Both data sampling and data resampling are methods that are required in a predictive modeling problem.
This week we will use the first lecture on Thursday to wrap up our discussion on resampling methods, with a focus on cross-validation. Thereafter, we move over to classification problems. Think of these as data sets with discrete outcomes (yes or no or more classes of outputs) instead of the continuous functions we have been dealing with till now. The first classification method we will encounter is logistic regression. As linear regression it is a purely deterministic method but serves also the aim of introducing various optimization algorithms, such as gradient descent, stochastic gradient descent and many more. After logistic regression we start with neural networks and deep learning methods (next week).
The plan this week is thus
-Lab Wednesday and Thursday: work on project 1
-Thursday: Summary of regression methods, cross-validation and discussion of project 1. Start Logistic Regression
-Friday: Classification problems and Logistic Regression, from binary cases to several categories. Start optimization methods
Reading recommendations:
-See lecture notes for week 37 on cross-validation and week 38 at https://compphysics.github.io/MachineLearning/doc/web/course.html.
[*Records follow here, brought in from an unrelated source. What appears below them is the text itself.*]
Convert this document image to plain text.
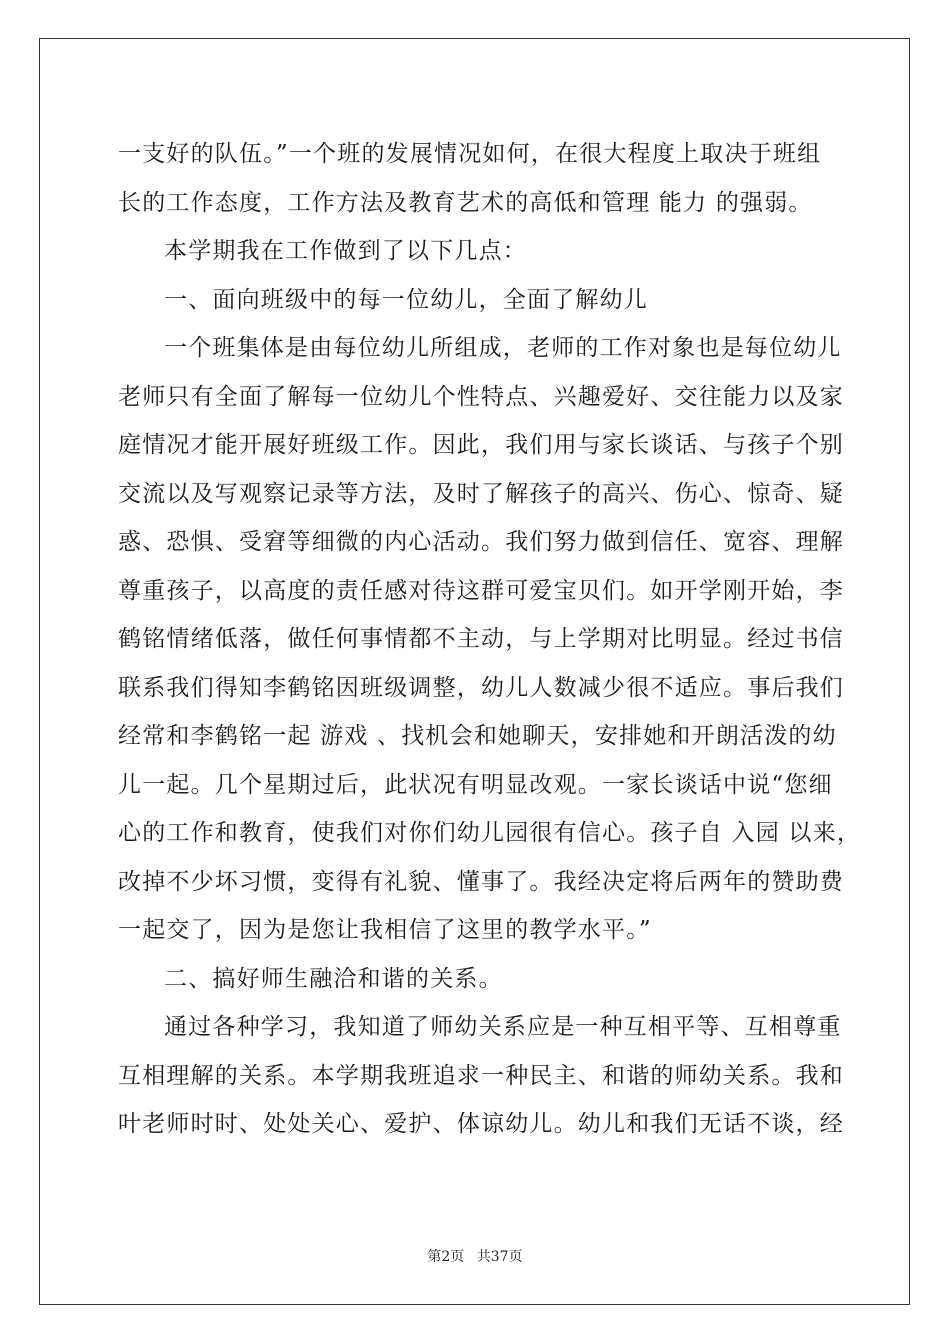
一支好的队伍。”一个班的发展情况如何，在很大程度上取决于班组
长的工作态度，工作方法及教育艺术的高低和管理 能力 的强弱。
本学期我在工作做到了以下几点：
一、面向班级中的每一位幼儿，全面了解幼儿
一个班集体是由每位幼儿所组成，老师的工作对象也是每位幼儿
老师只有全面了解每一位幼儿个性特点、兴趣爱好、交往能力以及家
庭情况才能开展好班级工作。因此，我们用与家长谈话、与孩子个别
交流以及写观察记录等方法，及时了解孩子的高兴、伤心、惊奇、疑
惑、恐惧、受窘等细微的内心活动。我们努力做到信任、宽容、理解
尊重孩子，以高度的责任感对待这群可爱宝贝们。如开学刚开始，李
鹤铭情绪低落，做任何事情都不主动，与上学期对比明显。经过书信
联系我们得知李鹤铭因班级调整，幼儿人数减少很不适应。事后我们
经常和李鹤铭一起 游戏 、找机会和她聊天，安排她和开朗活泼的幼
儿一起。几个星期过后，此状况有明显改观。一家长谈话中说“您细
心的工作和教育，使我们对你们幼儿园很有信心。孩子自 入园 以来，
改掉不少坏习惯，变得有礼貌、懂事了。我经决定将后两年的赞助费
一起交了，因为是您让我相信了这里的教学水平。”
二、搞好师生融洽和谐的关系。
通过各种学习，我知道了师幼关系应是一种互相平等、互相尊重
互相理解的关系。本学期我班追求一种民主、和谐的师幼关系。我和
叶老师时时、处处关心、爱护、体谅幼儿。幼儿和我们无话不谈，经
第2页 共37页
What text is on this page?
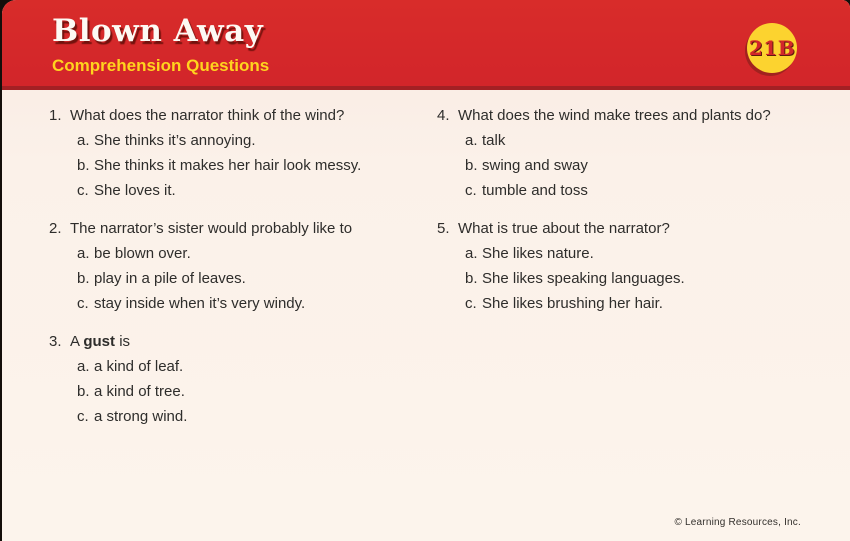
Blown Away
Comprehension Questions
21B
1. What does the narrator think of the wind?
a. She thinks it’s annoying.
b. She thinks it makes her hair look messy.
c. She loves it.
2. The narrator’s sister would probably like to
a. be blown over.
b. play in a pile of leaves.
c. stay inside when it’s very windy.
3. A gust is
a. a kind of leaf.
b. a kind of tree.
c. a strong wind.
4. What does the wind make trees and plants do?
a. talk
b. swing and sway
c. tumble and toss
5. What is true about the narrator?
a. She likes nature.
b. She likes speaking languages.
c. She likes brushing her hair.
© Learning Resources, Inc.
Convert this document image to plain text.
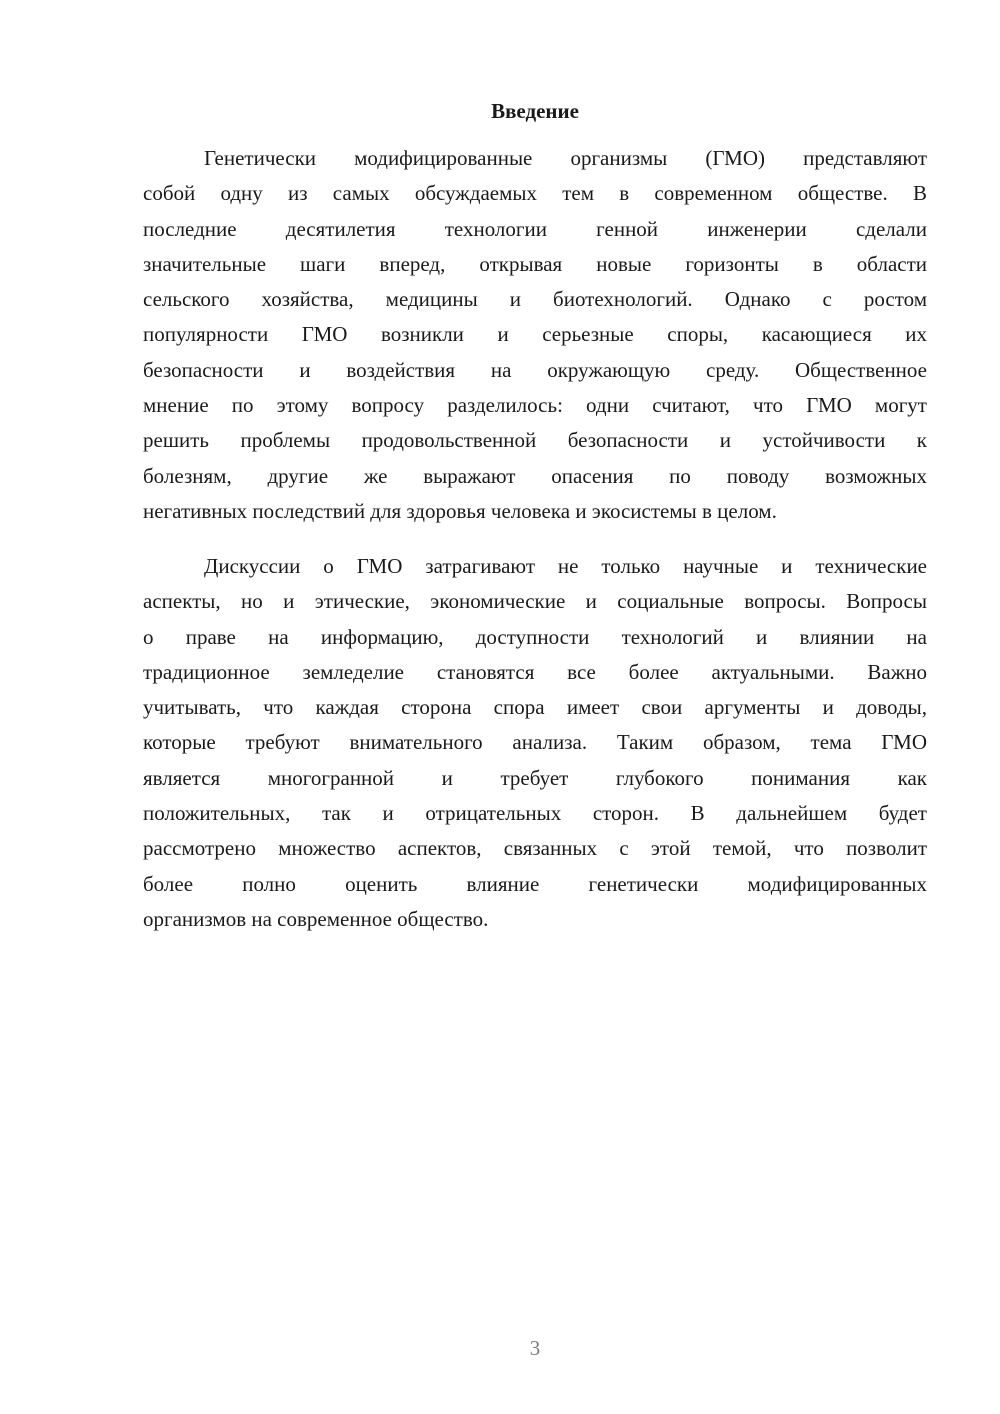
Введение
Генетически модифицированные организмы (ГМО) представляют
собой одну из самых обсуждаемых тем в современном обществе. В
последние десятилетия технологии генной инженерии сделали
значительные шаги вперед, открывая новые горизонты в области
сельского хозяйства, медицины и биотехнологий. Однако с ростом
популярности ГМО возникли и серьезные споры, касающиеся их
безопасности и воздействия на окружающую среду. Общественное
мнение по этому вопросу разделилось: одни считают, что ГМО могут
решить проблемы продовольственной безопасности и устойчивости к
болезням, другие же выражают опасения по поводу возможных
негативных последствий для здоровья человека и экосистемы в целом.
Дискуссии о ГМО затрагивают не только научные и технические
аспекты, но и этические, экономические и социальные вопросы. Вопросы
о праве на информацию, доступности технологий и влиянии на
традиционное земледелие становятся все более актуальными. Важно
учитывать, что каждая сторона спора имеет свои аргументы и доводы,
которые требуют внимательного анализа. Таким образом, тема ГМО
является многогранной и требует глубокого понимания как
положительных, так и отрицательных сторон. В дальнейшем будет
рассмотрено множество аспектов, связанных с этой темой, что позволит
более полно оценить влияние генетически модифицированных
организмов на современное общество.
3
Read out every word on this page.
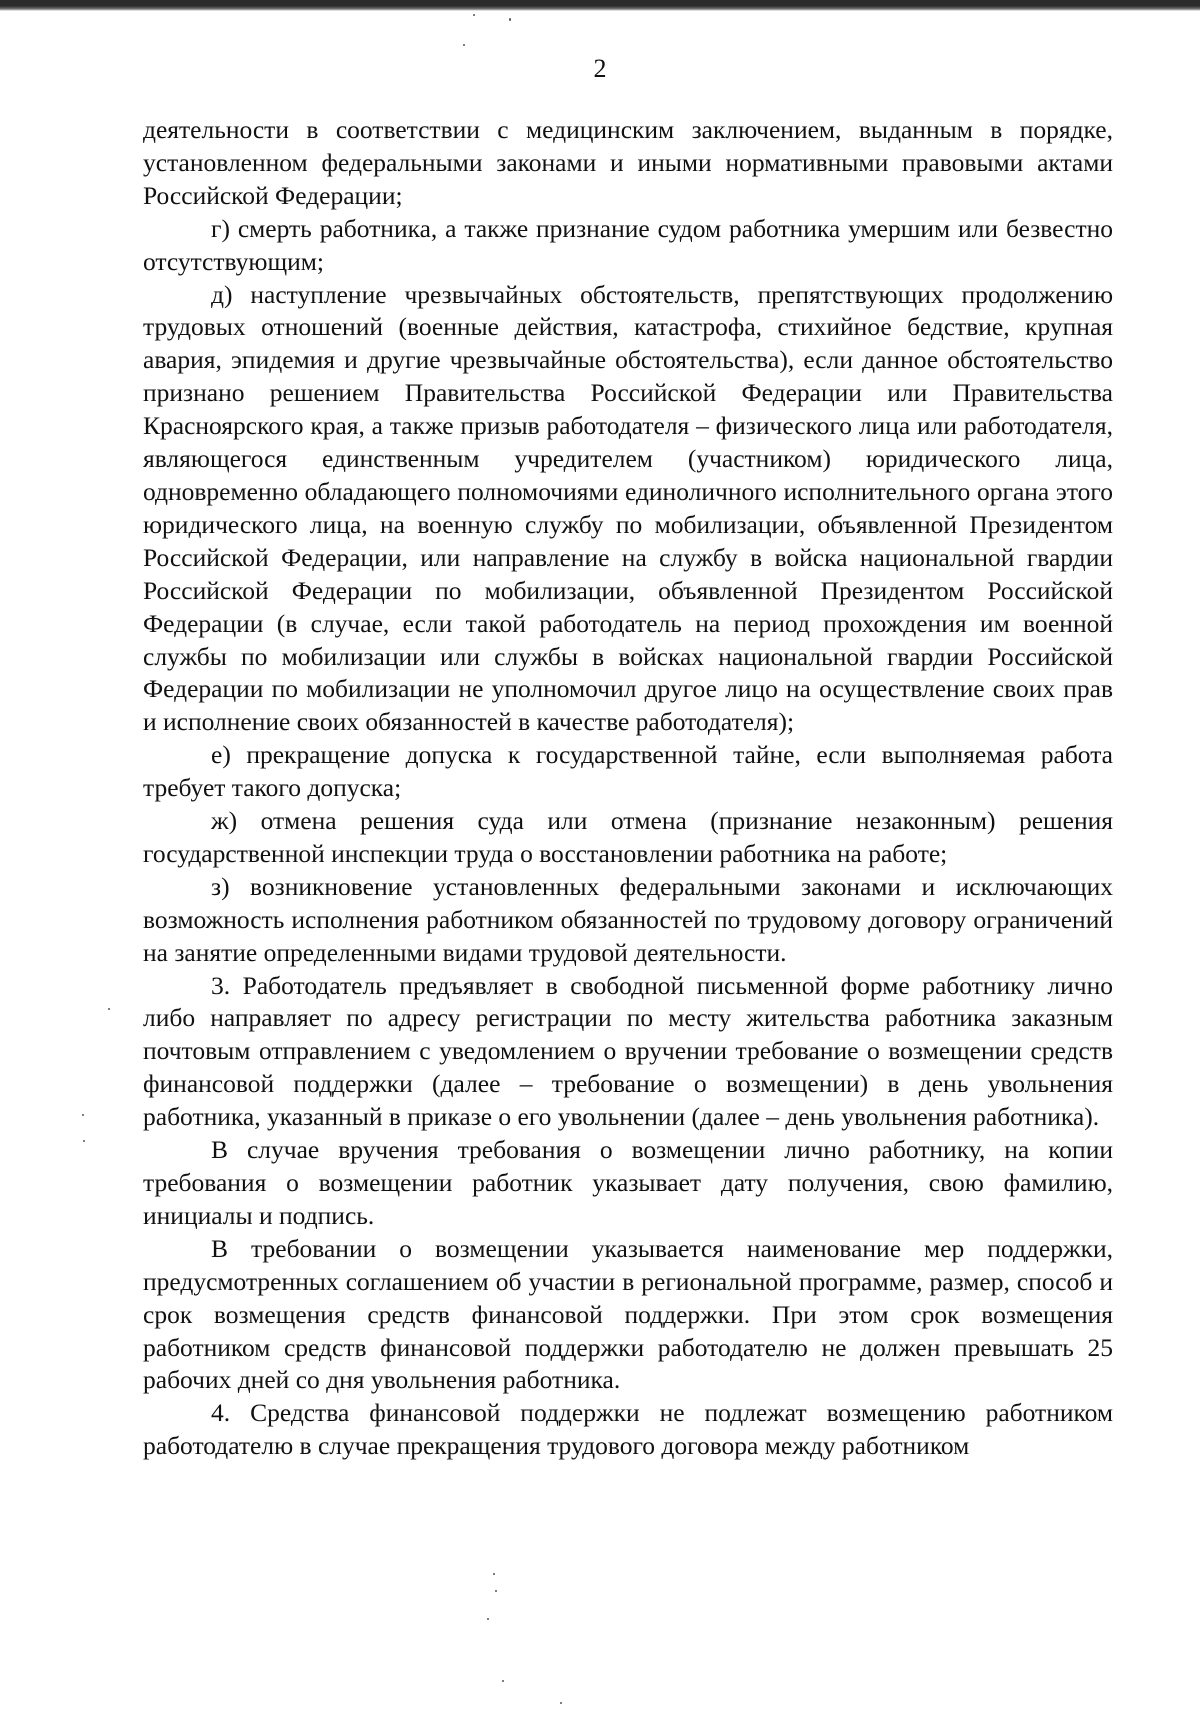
2

деятельности в соответствии с медицинским заключением, выданным в порядке, установленном федеральными законами и иными нормативными правовыми актами Российской Федерации;

г) смерть работника, а также признание судом работника умершим или безвестно отсутствующим;

д) наступление чрезвычайных обстоятельств, препятствующих продолжению трудовых отношений (военные действия, катастрофа, стихийное бедствие, крупная авария, эпидемия и другие чрезвычайные обстоятельства), если данное обстоятельство признано решением Правительства Российской Федерации или Правительства Красноярского края, а также призыв работодателя – физического лица или работодателя, являющегося единственным учредителем (участником) юридического лица, одновременно обладающего полномочиями единоличного исполнительного органа этого юридического лица, на военную службу по мобилизации, объявленной Президентом Российской Федерации, или направление на службу в войска национальной гвардии Российской Федерации по мобилизации, объявленной Президентом Российской Федерации (в случае, если такой работодатель на период прохождения им военной службы по мобилизации или службы в войсках национальной гвардии Российской Федерации по мобилизации не уполномочил другое лицо на осуществление своих прав и исполнение своих обязанностей в качестве работодателя);

е) прекращение допуска к государственной тайне, если выполняемая работа требует такого допуска;

ж) отмена решения суда или отмена (признание незаконным) решения государственной инспекции труда о восстановлении работника на работе;

з) возникновение установленных федеральными законами и исключающих возможность исполнения работником обязанностей по трудовому договору ограничений на занятие определенными видами трудовой деятельности.

3. Работодатель предъявляет в свободной письменной форме работнику лично либо направляет по адресу регистрации по месту жительства работника заказным почтовым отправлением с уведомлением о вручении требование о возмещении средств финансовой поддержки (далее – требование о возмещении) в день увольнения работника, указанный в приказе о его увольнении (далее – день увольнения работника).

В случае вручения требования о возмещении лично работнику, на копии требования о возмещении работник указывает дату получения, свою фамилию, инициалы и подпись.

В требовании о возмещении указывается наименование мер поддержки, предусмотренных соглашением об участии в региональной программе, размер, способ и срок возмещения средств финансовой поддержки. При этом срок возмещения работником средств финансовой поддержки работодателю не должен превышать 25 рабочих дней со дня увольнения работника.

4. Средства финансовой поддержки не подлежат возмещению работником работодателю в случае прекращения трудового договора между работником
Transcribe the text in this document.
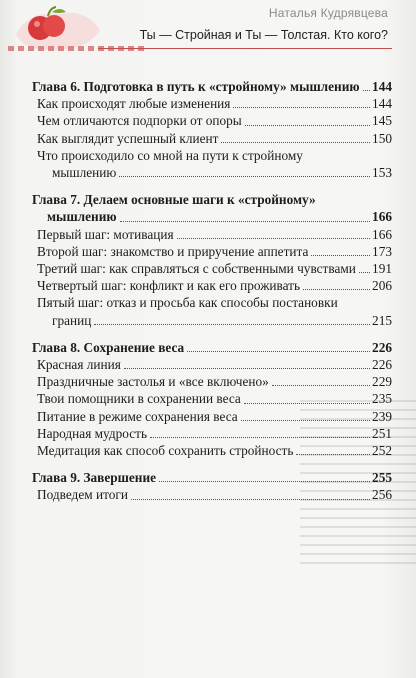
Наталья Кудрявцева
Ты — Стройная и Ты — Толстая. Кто кого?
Глава 6. Подготовка в путь к «стройному» мышлению 144
Как происходят любые изменения	144
Чем отличаются подпорки от опоры	145
Как выглядит успешный клиент	150
Что происходило со мной на пути к стройному
мышлению	153
Глава 7. Делаем основные шаги к «стройному»
мышлению	166
Первый шаг: мотивация	166
Второй шаг: знакомство и приручение аппетита	173
Третий шаг: как справляться с собственными чувствами 191
Четвертый шаг: конфликт и как его проживать	206
Пятый шаг: отказ и просьба как способы постановки
границ	215
Глава 8. Сохранение веса	226
Красная линия	226
Праздничные застолья и «все включено»	229
Твои помощники в сохранении веса	235
Питание в режиме сохранения веса	239
Народная мудрость	251
Медитация как способ сохранить стройность	252
Глава 9. Завершение	255
Подведем итоги	256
-Bishop 4.1, 4.2 and 4.3. Not all the material is relevant or will be covered. Section 4.3 is the most relevant, but 4.1 and 4.2 give interesting background readings for logistic regression
- Hastie et al 4.1, 4.2 and 4.3 on logistic regression
- For a good discussion on gradient methods, see Goodfellow et al section 4.3-4.5 and chapter 8. We will come back to the latter chapter in our discussion of Neural networks as well.
Best wishes to you all,
Morten et al